Lion (2016) and me, thinking about “home”
[This review contains mild spoilers.]
I knew if I hung around my screen today, I’d be searching obsessively for information about the ninth circuit, so since it was cheap day at the cinema, I decided to go see two films (which was wise, because as I learned later, audio of the arguments were broadcast live, and had I listened to that, as I inevitably would have, the day would have been over for me). I saw Moonlight and Lion, both nominated for Best Picture. I’ll probably write about Moonlight later, as it’s Black History Month, but for tonight, I wanted to say something about Lion.
I had heard of the film, but in the end was pushed a bit to see it by our fellow Richard Armitage fan Emma’s review here. The film tells evocatively the near-miraculous but true story of Saroo Brierley, born in Madhya Pradesh in central India. (I’m being intentionally vague about the details here because they really make the movie worth seeing.) As a five-year-old, growing up impoverished, Saroo becomes trapped on a train to Calcutta (West Bengal) — a journey that ends after 900 miles. He can’t figure out how to get back and doesn’t speak the language there (perhaps unsurprisingly as there are 22 official languages in India and another 130 or so that are widely spoken), but manages to hang on through various disturbing misadventures for two months before someone brings him to the authorities. He is so young that he can’t even tell the police the correct name of the place he’s from. He is sent to a (frightening) orphanage while they try to find a relative by advertising in the paper. This is more or less pointless because of the extreme distance between his home town and Calcutta, and because his mother is very poor, and, I assumed, possibly illiterate. When no relative materializes, he is matched with an adoptive family from Australia, the Brierleys, with whom he develops a warm relationship — a fortunate instance, as international adoption is inherently fraught with difficulties even when done with the best of intentions (as the Brierleys’ relationship with their second adoptive son, Mantosh, also shown in the film, demonstrates).
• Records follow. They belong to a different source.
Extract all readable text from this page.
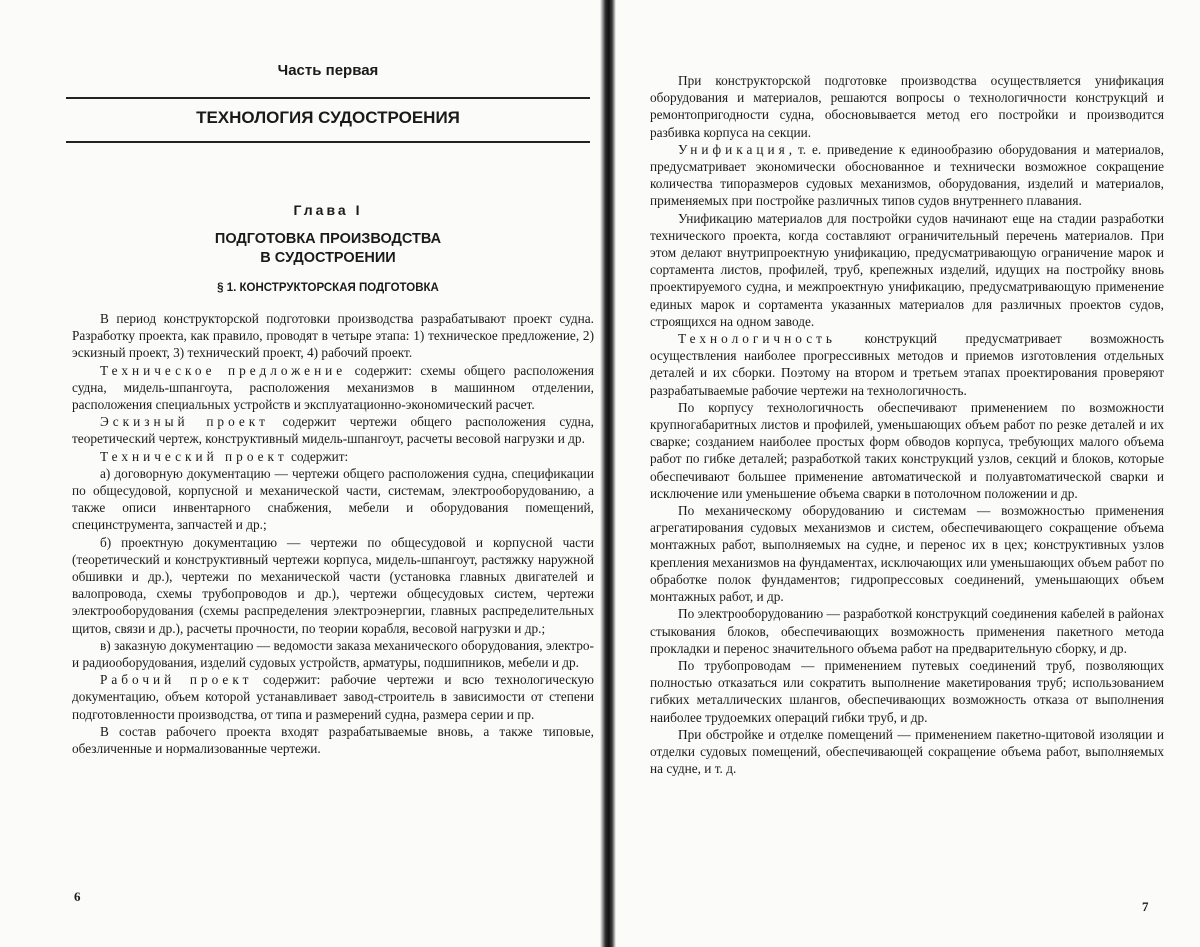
Часть первая
ТЕХНОЛОГИЯ СУДОСТРОЕНИЯ
Глава I
ПОДГОТОВКА ПРОИЗВОДСТВА
В СУДОСТРОЕНИИ
§ 1. КОНСТРУКТОРСКАЯ ПОДГОТОВКА

В период конструкторской подготовки производства разрабатывают проект судна. Разработку проекта, как правило, проводят в четыре этапа: 1) техническое предложение, 2) эскизный проект, 3) технический проект, 4) рабочий проект.

Техническое предложение содержит: схемы общего расположения судна, мидель-шпангоута, расположения механизмов в машинном отделении, расположения специальных устройств и эксплуатационно-экономический расчет.

Эскизный проект содержит чертежи общего расположения судна, теоретический чертеж, конструктивный мидель-шпангоут, расчеты весовой нагрузки и др.

Технический проект содержит:

а) договорную документацию — чертежи общего расположения судна, спецификации по общесудовой, корпусной и механической части, системам, электрооборудованию, а также описи инвентарного снабжения, мебели и оборудования помещений, специнструмента, запчастей и др.;

б) проектную документацию — чертежи по общесудовой и корпусной части (теоретический и конструктивный чертежи корпуса, мидель-шпангоут, растяжку наружной обшивки и др.), чертежи по механической части (установка главных двигателей и валопровода, схемы трубопроводов и др.), чертежи общесудовых систем, чертежи электрооборудования (схемы распределения электроэнергии, главных распределительных щитов, связи и др.), расчеты прочности, по теории корабля, весовой нагрузки и др.;

в) заказную документацию — ведомости заказа механического оборудования, электро- и радиооборудования, изделий судовых устройств, арматуры, подшипников, мебели и др.

Рабочий проект содержит: рабочие чертежи и всю технологическую документацию, объем которой устанавливает завод-строитель в зависимости от степени подготовленности производства, от типа и размерений судна, размера серии и пр.

В состав рабочего проекта входят разрабатываемые вновь, а также типовые, обезличенные и нормализованные чертежи.

При конструкторской подготовке производства осуществляется унификация оборудования и материалов, решаются вопросы о технологичности конструкций и ремонтопригодности судна, обосновывается метод его постройки и производится разбивка корпуса на секции.

Унификация, т. е. приведение к единообразию оборудования и материалов, предусматривает экономически обоснованное и технически возможное сокращение количества типоразмеров судовых механизмов, оборудования, изделий и материалов, применяемых при постройке различных типов судов внутреннего плавания.

Унификацию материалов для постройки судов начинают еще на стадии разработки технического проекта, когда составляют ограничительный перечень материалов. При этом делают внутрипроектную унификацию, предусматривающую ограничение марок и сортамента листов, профилей, труб, крепежных изделий, идущих на постройку вновь проектируемого судна, и межпроектную унификацию, предусматривающую применение единых марок и сортамента указанных материалов для различных проектов судов, строящихся на одном заводе.

Технологичность конструкций предусматривает возможность осуществления наиболее прогрессивных методов и приемов изготовления отдельных деталей и их сборки. Поэтому на втором и третьем этапах проектирования проверяют разрабатываемые рабочие чертежи на технологичность.

По корпусу технологичность обеспечивают применением по возможности крупногабаритных листов и профилей, уменьшающих объем работ по резке деталей и их сварке; созданием наиболее простых форм обводов корпуса, требующих малого объема работ по гибке деталей; разработкой таких конструкций узлов, секций и блоков, которые обеспечивают большее применение автоматической и полуавтоматической сварки и исключение или уменьшение объема сварки в потолочном положении и др.

По механическому оборудованию и системам — возможностью применения агрегатирования судовых механизмов и систем, обеспечивающего сокращение объема монтажных работ, выполняемых на судне, и перенос их в цех; конструктивных узлов крепления механизмов на фундаментах, исключающих или уменьшающих объем работ по обработке полок фундаментов; гидропрессовых соединений, уменьшающих объем монтажных работ, и др.

По электрооборудованию — разработкой конструкций соединения кабелей в районах стыкования блоков, обеспечивающих возможность применения пакетного метода прокладки и перенос значительного объема работ на предварительную сборку, и др.

По трубопроводам — применением путевых соединений труб, позволяющих полностью отказаться или сократить выполнение макетирования труб; использованием гибких металлических шлангов, обеспечивающих возможность отказа от выполнения наиболее трудоемких операций гибки труб, и др.

При обстройке и отделке помещений — применением пакетно-щитовой изоляции и отделки судовых помещений, обеспечивающей сокращение объема работ, выполняемых на судне, и т. д.

6
7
As an adult, Saroo loves the Brierleys deeply, but something still nags at him. The second half of the film reveals how, once informed about Google Earth, he begins using the tool in combination with his fragmentary memories — which revive as he examines them more carefully — to figure out where has come from. Eventually he discovers geography that squares with his childhood memories, and is able to travel back to India. He has forgotten all of his boyhood language and another information about another tragedy awaits him in his birthplace, but he is able to locate and spend time with his Indian mother. In turn, answering this question about his past leads to his emphatic re-embrace of his relationship with his adoptive parents (I’m again being vague because these scenes are some of the most emotional of the film).
As did Emma, I loved this film and would recommend it highly. Please read her review for discussion of the performance of the child actor, Sunny Pawar, who doesn’t speak English at all; his performance was one of the best components of the film. But what touched me most was the adult Saroo’s struggle with the notion of home. Fellow Indians on a training course recognize him as Indian, but, as he is forced to admit repeatedly, he’s “not really Indian” — he has no language, he doesn’t even remember the proper manners for eating Indian food with his hands (scoop the food with the bread). He loves his Australian parents but still dreams of his Indian family. It’s clear all the way through the story from beginning to end that Saroo is an unusually resourceful, self-reliant individual. But even so, his past reaches out to pull at his heart and the film takes the viewer repeatedly through scenes of him walking through his childhood landscape, and particularly retracing his steps from the train station where he would beg to his home, with the various landmarks that he traces in his memories.
I found myself wondering, while watching these surveys of the landscape he preserved in his mind, what my comparable landmarks would be, and then I gradually started to ponder what it would be like to have a picture of home in my mind that I could never recreate, but which would not leave me alone, either.
A good deal of this blog has always concerned my struggle with the notion of home. I was one of those people who wondered about far away places, who needed to leave, definitely, but I always knew this place was here. There is a swell of land that I traversed when driving up from Texas that said to me, yes, here it is again, this place where you are from. There is a way the air smells in March, a way the light falls in November. It is perhaps nothing special, the route from church to my father’s house, or from here to the town where my parents grew up, but still, I know every inch, have traveled them hundreds, thousands of times and at the end point is always the same place.
And I’ve had exactly the experience that Saroo has in the film, that when one looks carefully at the images in one’s memories, that details unfold that one has forgotten that in turn take hold of one and don’t let go. I was happy that Saroo’s story found such a delightful resolution, but the story itself is so precarious that it could just as well have ended differently. The film left me wishing that just as Saroo eventually plumbs his memories to find his way home, everyone should be able to find — or construct — this place called home, where each of us knows every inch of the ground.
Saroo was able to do both. I’m worried we’re not going to preserve that possibility.